Caring for the suffering patient with compassion involves not only alleviating pain but also honoring their dignity and subjective experience. PAS embodies compassion by respecting the patient’s choice and providing a humane end to suffering. Snyder and Sulmasy (2001) recognize that abandonment and hopelessness are significant sources of existential suffering for terminally ill patients. When adequate palliative care cannot fully address their suffering, PAS offers an option rooted in compassion and mercy. It signifies society’s recognition of the patient’s individual experience and rights.

Critics argue that PAS may lead to potential abuse or societal devaluation of life; however, strict safeguards and regulations can mitigate these risks. Proper assessment of patient competency, informed consent, and oversight are essential to ensure ethical compliance. These measures uphold the principles of autonomy and justice while preventing misuse, thus justifying the legal and medical frameworks supporting PAS (Quill & Greenlaw, 2008).

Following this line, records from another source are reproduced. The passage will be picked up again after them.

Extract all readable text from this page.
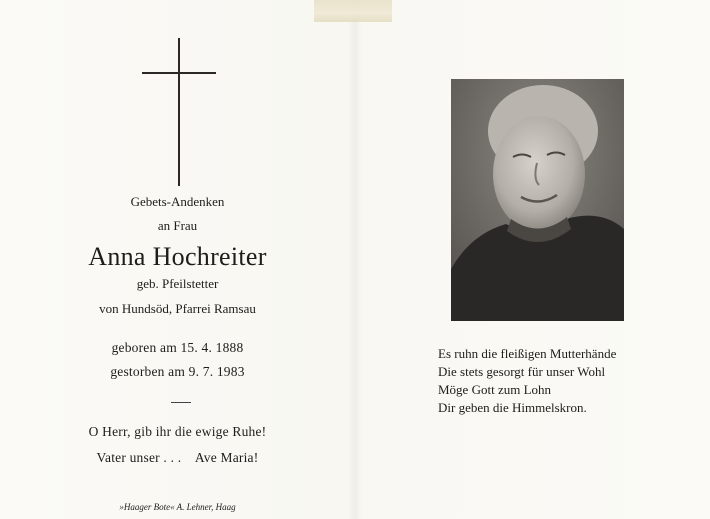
Gebets-Andenken
an Frau
Anna Hochreiter
geb. Pfeilstetter
von Hundsöd, Pfarrei Ramsau
geboren am 15. 4. 1888
gestorben am 9. 7. 1983
O Herr, gib ihr die ewige Ruhe!
Vater unser . . .    Ave Maria!
»Haager Bote« A. Lehner, Haag
Es ruhn die fleißigen Mutterhände
Die stets gesorgt für unser Wohl
Möge Gott zum Lohn
Dir geben die Himmelskron.
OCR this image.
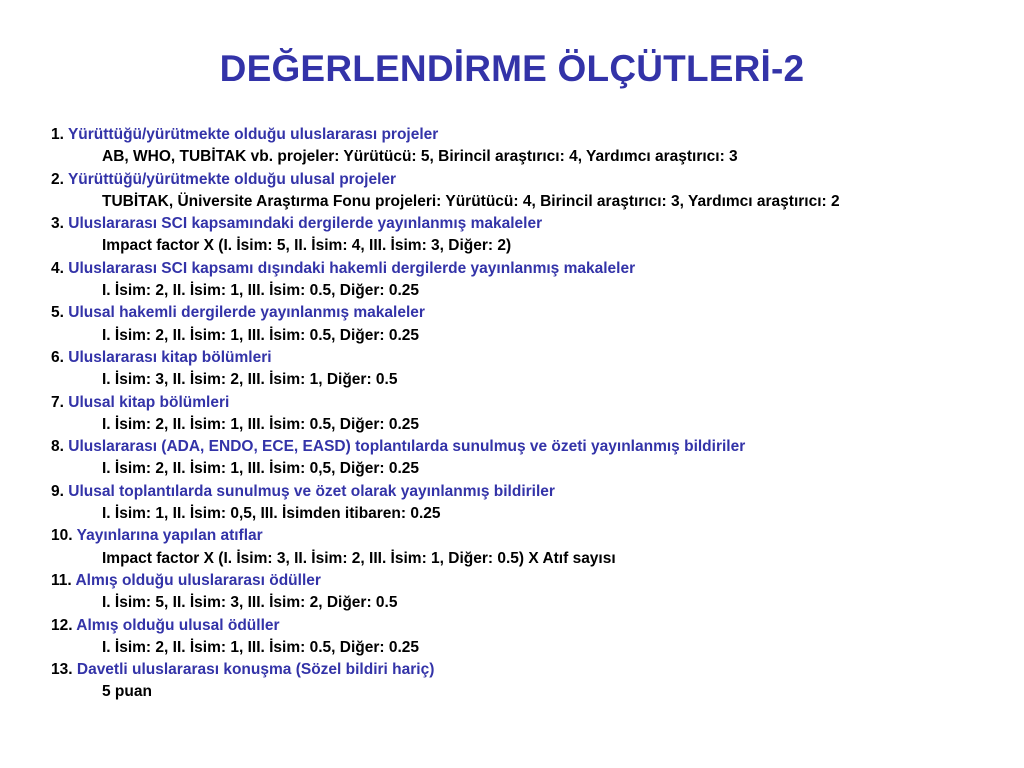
DEĞERLENDİRME ÖLÇÜTLERİ-2
1. Yürüttüğü/yürütmekte olduğu uluslararası projeler
AB, WHO, TUBİTAK vb. projeler: Yürütücü: 5, Birincil araştırıcı: 4, Yardımcı araştırıcı: 3
2. Yürüttüğü/yürütmekte olduğu ulusal projeler
TUBİTAK, Üniversite Araştırma Fonu projeleri: Yürütücü: 4, Birincil araştırıcı: 3, Yardımcı araştırıcı: 2
3. Uluslararası SCI kapsamındaki dergilerde yayınlanmış makaleler
Impact factor X (I. İsim: 5, II. İsim: 4, III. İsim: 3, Diğer: 2)
4. Uluslararası SCI kapsamı dışındaki hakemli dergilerde yayınlanmış makaleler
I. İsim: 2, II. İsim: 1, III. İsim: 0.5, Diğer: 0.25
5. Ulusal hakemli dergilerde yayınlanmış makaleler
I. İsim: 2, II. İsim: 1, III. İsim: 0.5, Diğer: 0.25
6. Uluslararası kitap bölümleri
I. İsim: 3, II. İsim: 2, III. İsim: 1, Diğer: 0.5
7. Ulusal kitap bölümleri
I. İsim: 2, II. İsim: 1, III. İsim: 0.5, Diğer: 0.25
8. Uluslararası (ADA, ENDO, ECE, EASD) toplantılarda sunulmuş ve özeti yayınlanmış bildiriler
I. İsim: 2, II. İsim: 1, III. İsim: 0,5, Diğer: 0.25
9. Ulusal toplantılarda sunulmuş ve özet olarak yayınlanmış bildiriler
I. İsim: 1, II. İsim: 0,5, III. İsimden itibaren: 0.25
10. Yayınlarına yapılan atıflar
Impact factor X (I. İsim: 3, II. İsim: 2, III. İsim: 1, Diğer: 0.5) X Atıf sayısı
11. Almış olduğu uluslararası ödüller
I. İsim: 5, II. İsim: 3, III. İsim: 2, Diğer: 0.5
12. Almış olduğu ulusal ödüller
I. İsim: 2, II. İsim: 1, III. İsim: 0.5, Diğer: 0.25
13. Davetli uluslararası konuşma (Sözel bildiri hariç)
5 puan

In conclusion, physician-assisted suicide aligns with core principles of medical ethics—autonomy, beneficence, justice, and compassion. Respecting the patient’s informed choice, relieving intractable suffering, ensuring fair treatment, and demonstrating compassion support the ethical legitimacy of PAS. As society continues to evolve, careful implementation of safeguards can balance moral concerns with the compassionate imperative to prevent suffering at the end of life.

References

  • Coggon, J. (2006). Arguing about physician-assisted suicide: a response to Steinbock. Journal of Medical Ethics, 32, 123-125.
  • Quill, T., & Greenlaw, J. (2008). Chapter 30: Physician-Assisted Death. In the context of medical ethics. Retrieved from [source].
  • Snyder, J.D., & Sulmasy, D. (2001). Physician Assisted Suicide. Annals of Internal Medicine, 135(3), 234-238.
  • The New England Journal of Medicine. (2013). Physician-assisted suicide. 368(15), 1385-1387.